Clearly, this posture cannot deliver the goods promised by Gorman, but it will do what slouching is supposed to do: shorten your stature and give you round-shoulders. To improve a bad position you must, without holding yourself with your hands, try to grow taller, directing the top of the skull toward the ceiling. But, then, thousands of compensations and deviations will arise, and believe me, you won’t be able to watch much of TV as, after few minutes or seconds, you will collapse and fall victim to a bout of acute slouching. The front muscles are not up (yet) to the task of opposing the back ones!
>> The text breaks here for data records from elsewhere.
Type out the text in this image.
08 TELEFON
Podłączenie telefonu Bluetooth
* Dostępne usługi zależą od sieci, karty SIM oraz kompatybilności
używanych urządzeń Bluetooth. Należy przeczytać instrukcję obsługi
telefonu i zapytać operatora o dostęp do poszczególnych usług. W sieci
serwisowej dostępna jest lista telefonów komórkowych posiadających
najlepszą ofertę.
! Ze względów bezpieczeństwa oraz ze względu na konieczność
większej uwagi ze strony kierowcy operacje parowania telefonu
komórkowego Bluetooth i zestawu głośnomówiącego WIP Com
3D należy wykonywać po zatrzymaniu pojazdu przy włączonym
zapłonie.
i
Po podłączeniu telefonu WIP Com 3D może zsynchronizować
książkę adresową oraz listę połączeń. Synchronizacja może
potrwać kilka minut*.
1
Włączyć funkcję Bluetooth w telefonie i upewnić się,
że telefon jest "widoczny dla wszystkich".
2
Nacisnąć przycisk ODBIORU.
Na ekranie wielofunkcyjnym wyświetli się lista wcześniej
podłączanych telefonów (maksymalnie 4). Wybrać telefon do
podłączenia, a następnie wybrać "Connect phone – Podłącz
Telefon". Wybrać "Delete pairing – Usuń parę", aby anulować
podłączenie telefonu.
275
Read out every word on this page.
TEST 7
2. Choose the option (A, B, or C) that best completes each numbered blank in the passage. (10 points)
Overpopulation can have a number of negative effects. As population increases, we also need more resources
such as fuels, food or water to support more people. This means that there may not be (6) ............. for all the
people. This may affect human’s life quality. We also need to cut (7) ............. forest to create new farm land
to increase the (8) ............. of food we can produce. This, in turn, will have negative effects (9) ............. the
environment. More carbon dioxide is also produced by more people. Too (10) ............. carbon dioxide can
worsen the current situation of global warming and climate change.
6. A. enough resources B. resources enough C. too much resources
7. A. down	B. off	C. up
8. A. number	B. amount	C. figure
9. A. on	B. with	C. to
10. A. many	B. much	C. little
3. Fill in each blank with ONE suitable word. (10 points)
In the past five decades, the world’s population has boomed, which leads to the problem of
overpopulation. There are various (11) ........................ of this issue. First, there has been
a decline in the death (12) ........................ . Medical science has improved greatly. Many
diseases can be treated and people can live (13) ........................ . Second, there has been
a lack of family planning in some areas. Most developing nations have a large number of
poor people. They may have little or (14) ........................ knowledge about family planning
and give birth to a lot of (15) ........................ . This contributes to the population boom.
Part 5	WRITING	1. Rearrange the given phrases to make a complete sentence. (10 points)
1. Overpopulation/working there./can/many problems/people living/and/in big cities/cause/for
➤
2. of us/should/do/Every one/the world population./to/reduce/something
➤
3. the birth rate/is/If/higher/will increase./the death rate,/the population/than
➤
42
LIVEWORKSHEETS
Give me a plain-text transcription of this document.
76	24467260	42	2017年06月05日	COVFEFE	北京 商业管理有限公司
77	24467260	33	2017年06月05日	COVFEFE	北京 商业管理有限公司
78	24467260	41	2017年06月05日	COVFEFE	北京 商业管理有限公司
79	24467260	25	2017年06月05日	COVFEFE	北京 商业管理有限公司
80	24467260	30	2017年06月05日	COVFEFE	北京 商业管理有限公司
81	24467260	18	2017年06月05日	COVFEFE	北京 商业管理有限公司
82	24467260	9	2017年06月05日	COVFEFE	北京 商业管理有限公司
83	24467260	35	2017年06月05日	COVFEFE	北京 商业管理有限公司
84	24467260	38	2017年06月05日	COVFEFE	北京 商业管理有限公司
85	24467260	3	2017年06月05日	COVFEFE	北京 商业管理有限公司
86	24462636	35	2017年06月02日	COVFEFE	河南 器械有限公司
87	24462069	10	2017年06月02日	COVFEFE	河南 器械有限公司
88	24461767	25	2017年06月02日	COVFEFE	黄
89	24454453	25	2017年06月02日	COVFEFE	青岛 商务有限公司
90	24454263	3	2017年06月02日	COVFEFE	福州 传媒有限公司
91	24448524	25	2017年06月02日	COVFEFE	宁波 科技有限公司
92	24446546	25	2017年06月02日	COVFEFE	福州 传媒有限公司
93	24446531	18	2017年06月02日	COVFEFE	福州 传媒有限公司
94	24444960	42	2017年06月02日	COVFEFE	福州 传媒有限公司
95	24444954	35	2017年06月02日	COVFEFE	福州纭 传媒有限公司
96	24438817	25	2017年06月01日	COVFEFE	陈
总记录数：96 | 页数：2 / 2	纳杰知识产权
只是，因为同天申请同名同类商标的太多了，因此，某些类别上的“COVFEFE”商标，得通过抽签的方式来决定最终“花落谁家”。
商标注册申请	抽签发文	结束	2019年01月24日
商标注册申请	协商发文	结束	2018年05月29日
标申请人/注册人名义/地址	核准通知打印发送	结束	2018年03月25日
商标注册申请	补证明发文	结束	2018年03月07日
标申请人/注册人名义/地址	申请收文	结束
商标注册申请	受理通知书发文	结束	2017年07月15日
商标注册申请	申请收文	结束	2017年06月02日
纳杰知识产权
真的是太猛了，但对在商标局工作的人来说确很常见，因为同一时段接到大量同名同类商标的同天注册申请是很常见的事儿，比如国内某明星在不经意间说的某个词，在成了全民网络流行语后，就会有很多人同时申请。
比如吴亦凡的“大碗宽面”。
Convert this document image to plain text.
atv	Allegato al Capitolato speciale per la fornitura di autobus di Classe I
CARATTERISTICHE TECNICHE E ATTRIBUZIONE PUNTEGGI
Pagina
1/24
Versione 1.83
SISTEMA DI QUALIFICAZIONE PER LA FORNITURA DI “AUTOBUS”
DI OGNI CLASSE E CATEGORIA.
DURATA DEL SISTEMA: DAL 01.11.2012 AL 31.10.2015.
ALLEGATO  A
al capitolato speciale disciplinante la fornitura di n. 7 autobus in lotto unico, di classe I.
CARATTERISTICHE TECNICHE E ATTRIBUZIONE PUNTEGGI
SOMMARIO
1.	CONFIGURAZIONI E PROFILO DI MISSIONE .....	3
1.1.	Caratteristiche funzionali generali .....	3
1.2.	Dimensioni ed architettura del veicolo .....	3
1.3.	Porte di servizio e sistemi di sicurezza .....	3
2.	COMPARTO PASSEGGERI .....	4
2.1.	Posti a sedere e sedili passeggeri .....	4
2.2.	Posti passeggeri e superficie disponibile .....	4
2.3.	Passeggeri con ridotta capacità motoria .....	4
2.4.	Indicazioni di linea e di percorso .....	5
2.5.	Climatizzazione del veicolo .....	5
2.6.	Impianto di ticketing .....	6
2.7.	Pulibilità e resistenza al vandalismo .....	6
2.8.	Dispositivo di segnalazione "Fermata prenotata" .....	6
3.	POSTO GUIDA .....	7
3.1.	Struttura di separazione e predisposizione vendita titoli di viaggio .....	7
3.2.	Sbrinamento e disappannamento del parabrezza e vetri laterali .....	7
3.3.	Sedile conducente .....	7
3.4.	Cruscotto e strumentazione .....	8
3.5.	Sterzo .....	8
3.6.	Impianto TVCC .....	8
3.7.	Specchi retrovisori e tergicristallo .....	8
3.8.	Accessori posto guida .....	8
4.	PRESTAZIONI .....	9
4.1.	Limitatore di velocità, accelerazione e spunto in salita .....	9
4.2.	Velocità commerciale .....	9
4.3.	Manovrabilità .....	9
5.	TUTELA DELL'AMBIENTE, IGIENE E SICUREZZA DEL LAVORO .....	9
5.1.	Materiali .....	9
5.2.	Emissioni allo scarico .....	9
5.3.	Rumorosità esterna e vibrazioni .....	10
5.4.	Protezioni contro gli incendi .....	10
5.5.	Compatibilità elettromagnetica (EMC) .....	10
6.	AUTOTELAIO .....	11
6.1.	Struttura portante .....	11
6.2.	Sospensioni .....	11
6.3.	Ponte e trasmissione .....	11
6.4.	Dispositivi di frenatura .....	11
There is no doubt that squatting is a good position… when you can achieve it. To ask urbanised, chair-bound people to squat is similar to ask them to run before they can walk. People who live in the ‘undeveloped’ world squat when we would sit; to the extent that a ‘squatting joint’ between the tibia (leg) and the astragalus (foot) has been discovered in peoples who have the squatting habit.

These ‘squatting joints’ are absent in those, like us, who habitually use chairs or other seats (F. Wood Jones,1943). Before you can squat comfortably without harming yourself it is necessary to regain a good deal of elasticity in your posterior muscles. If you don’t, you won’t squat square.

So, is slouching good for your back? The answer is in the word itself: in ‘slouching’ there is always an ‘ouch’ tied up in a ‘sling’!